Cognitive biases are beliefs that people form over their lifetime. These biases often impact our decisions. One such cognitive bias is known as the “authority” bias, where people tend to accept whatever a perceived authority figure says without question.

The authority bias has significant potential implications for investors. Investors often say they simply accept whatever their stockbroker or other financial advisor tells them without asking questions because they do not want to appear “uninformed” or “foolish.” After all, the stockbroker/financial advisor is the “expert.”

As a former securities compliance officer, I can assure you that many stockbrokers/ financial advisors may be “experts” in selling, but most are far from “experts” when it comes to investment advice. Furthermore, stockbrokers are legally allowed to put their financial interests, i.e., commissions, ahead of their customers’ best interests, and many have no problem in doing so.

When the market is down or a stockbroker’s production is down, brokers are told to “work their book.” This explains why an investor may receive an unexpected call from their stockbroker/financial advisor suggesting that they meet to review the investor’s portfolio and consider changes in the portfolio. Such calls may actually be in an investor’s best interests. Or, the call may be an opportunity for the stockbroker/financial advisor to “churn” or “flip” the portfolio’s investments.  Clearly, investment scams.

“Churning” refers to the illegal practice of recommending exchanging similar types of mutual funds for the sole purpose of generating commissions. An example of this practice would be suggesting that an investor exchange one type of growth fund for another growth fund with similar characteristics, where the investor basically receives no benefit from the exchange, but the stockbroker/finanical advisor gets new commission income.

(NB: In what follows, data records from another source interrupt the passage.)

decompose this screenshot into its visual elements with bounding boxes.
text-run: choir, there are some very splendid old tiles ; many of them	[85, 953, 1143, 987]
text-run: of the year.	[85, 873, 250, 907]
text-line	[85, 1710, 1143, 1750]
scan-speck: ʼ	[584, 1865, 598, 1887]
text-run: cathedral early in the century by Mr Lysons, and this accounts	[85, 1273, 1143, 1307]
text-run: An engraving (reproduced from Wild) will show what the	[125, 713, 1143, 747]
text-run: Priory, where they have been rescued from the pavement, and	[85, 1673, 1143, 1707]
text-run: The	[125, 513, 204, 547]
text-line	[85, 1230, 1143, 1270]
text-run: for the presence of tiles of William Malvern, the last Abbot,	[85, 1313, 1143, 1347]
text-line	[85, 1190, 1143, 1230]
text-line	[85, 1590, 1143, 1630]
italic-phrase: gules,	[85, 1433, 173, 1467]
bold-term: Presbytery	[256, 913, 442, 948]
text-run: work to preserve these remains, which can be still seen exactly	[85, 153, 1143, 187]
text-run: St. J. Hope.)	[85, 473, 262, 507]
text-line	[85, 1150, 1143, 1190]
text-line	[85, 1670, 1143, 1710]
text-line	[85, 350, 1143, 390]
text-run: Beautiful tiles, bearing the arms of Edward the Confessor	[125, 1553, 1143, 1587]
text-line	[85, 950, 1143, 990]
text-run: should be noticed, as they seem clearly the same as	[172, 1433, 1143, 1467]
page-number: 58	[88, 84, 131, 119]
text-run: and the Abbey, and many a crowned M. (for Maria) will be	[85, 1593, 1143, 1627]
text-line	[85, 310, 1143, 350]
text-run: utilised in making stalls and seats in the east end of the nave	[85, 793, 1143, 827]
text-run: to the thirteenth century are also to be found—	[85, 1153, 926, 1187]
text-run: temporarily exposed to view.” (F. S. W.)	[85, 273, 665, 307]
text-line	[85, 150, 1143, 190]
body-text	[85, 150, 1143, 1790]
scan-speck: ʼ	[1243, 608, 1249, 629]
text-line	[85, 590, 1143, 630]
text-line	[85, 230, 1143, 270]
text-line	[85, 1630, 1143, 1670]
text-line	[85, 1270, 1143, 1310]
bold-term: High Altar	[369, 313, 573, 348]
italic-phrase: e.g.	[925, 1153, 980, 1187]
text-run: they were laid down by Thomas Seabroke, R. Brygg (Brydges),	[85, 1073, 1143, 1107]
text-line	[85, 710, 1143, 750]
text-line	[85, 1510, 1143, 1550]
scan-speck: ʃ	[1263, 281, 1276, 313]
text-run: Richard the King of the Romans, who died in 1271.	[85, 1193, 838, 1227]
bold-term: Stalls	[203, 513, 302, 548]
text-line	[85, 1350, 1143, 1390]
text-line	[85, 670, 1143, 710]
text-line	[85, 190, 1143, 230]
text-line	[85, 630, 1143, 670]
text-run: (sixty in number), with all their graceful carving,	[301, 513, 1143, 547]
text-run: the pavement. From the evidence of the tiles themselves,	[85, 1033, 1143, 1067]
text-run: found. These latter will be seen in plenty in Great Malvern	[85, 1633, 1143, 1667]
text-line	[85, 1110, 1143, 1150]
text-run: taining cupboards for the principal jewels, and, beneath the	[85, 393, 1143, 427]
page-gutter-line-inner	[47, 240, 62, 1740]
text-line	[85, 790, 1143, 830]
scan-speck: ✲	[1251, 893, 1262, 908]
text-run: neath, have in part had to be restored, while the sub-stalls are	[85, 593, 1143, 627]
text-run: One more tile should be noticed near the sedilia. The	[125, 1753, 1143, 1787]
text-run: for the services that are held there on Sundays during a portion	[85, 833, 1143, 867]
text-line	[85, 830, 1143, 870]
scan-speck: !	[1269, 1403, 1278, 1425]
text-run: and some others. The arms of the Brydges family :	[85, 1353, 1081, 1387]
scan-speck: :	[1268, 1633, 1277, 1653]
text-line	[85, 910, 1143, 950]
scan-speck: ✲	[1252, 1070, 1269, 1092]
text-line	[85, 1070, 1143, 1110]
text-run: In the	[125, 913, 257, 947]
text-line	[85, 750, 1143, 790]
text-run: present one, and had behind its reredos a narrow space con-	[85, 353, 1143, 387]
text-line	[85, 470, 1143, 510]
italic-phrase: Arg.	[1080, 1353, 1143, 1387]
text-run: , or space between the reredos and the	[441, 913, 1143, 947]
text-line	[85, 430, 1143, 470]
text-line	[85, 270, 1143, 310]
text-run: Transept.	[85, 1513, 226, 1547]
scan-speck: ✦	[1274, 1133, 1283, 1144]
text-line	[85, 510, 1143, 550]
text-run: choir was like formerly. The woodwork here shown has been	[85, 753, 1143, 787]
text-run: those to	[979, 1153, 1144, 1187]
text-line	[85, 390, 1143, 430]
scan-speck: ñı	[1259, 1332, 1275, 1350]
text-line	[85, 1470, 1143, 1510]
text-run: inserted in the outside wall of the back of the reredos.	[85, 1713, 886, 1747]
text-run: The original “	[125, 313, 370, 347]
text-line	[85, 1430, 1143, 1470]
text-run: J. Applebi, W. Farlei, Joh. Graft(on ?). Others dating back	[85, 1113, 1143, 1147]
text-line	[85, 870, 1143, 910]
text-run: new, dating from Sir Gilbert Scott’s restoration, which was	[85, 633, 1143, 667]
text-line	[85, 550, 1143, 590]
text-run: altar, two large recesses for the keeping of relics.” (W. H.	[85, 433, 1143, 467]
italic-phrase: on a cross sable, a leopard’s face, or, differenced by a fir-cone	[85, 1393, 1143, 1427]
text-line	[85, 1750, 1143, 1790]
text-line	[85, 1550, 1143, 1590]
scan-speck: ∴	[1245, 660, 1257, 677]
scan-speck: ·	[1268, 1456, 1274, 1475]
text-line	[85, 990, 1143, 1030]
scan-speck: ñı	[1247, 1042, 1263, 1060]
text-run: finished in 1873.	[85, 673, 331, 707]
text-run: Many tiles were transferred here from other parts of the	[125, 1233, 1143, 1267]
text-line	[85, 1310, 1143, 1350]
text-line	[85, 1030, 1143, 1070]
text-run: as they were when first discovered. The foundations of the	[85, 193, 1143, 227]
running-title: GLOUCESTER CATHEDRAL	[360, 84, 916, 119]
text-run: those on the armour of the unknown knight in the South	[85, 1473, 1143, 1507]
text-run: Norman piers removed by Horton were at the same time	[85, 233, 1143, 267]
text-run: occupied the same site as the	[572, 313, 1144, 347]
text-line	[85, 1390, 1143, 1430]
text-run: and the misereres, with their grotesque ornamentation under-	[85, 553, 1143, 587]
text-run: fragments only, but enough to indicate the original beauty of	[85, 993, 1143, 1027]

“Flipping,” is similar to churning except that it involves annuities. A stockbroker/financial advisor recommends that a customer exchange an existing annuity for a another annuity, there by generating new and substanting commission income, often in the range of 7 percent. There are some unethical stockbrokers/financial advisors who will recommend making such changes even though the exchange will result in penalties for the investor.

Bottom line – overcome the “authority” bias and always ask “why?”. It’s your money, your responsibility to protect it from unethical stockbrokers and other financial advisors. Recognize that most stockbrokers/financial advisors are first and foremost product salesmen, not “experts” “or “authorities” on investment advice. The “advice” they are providing may simply be on a product that is being pushed so that they can qualify for a trip or some other reward.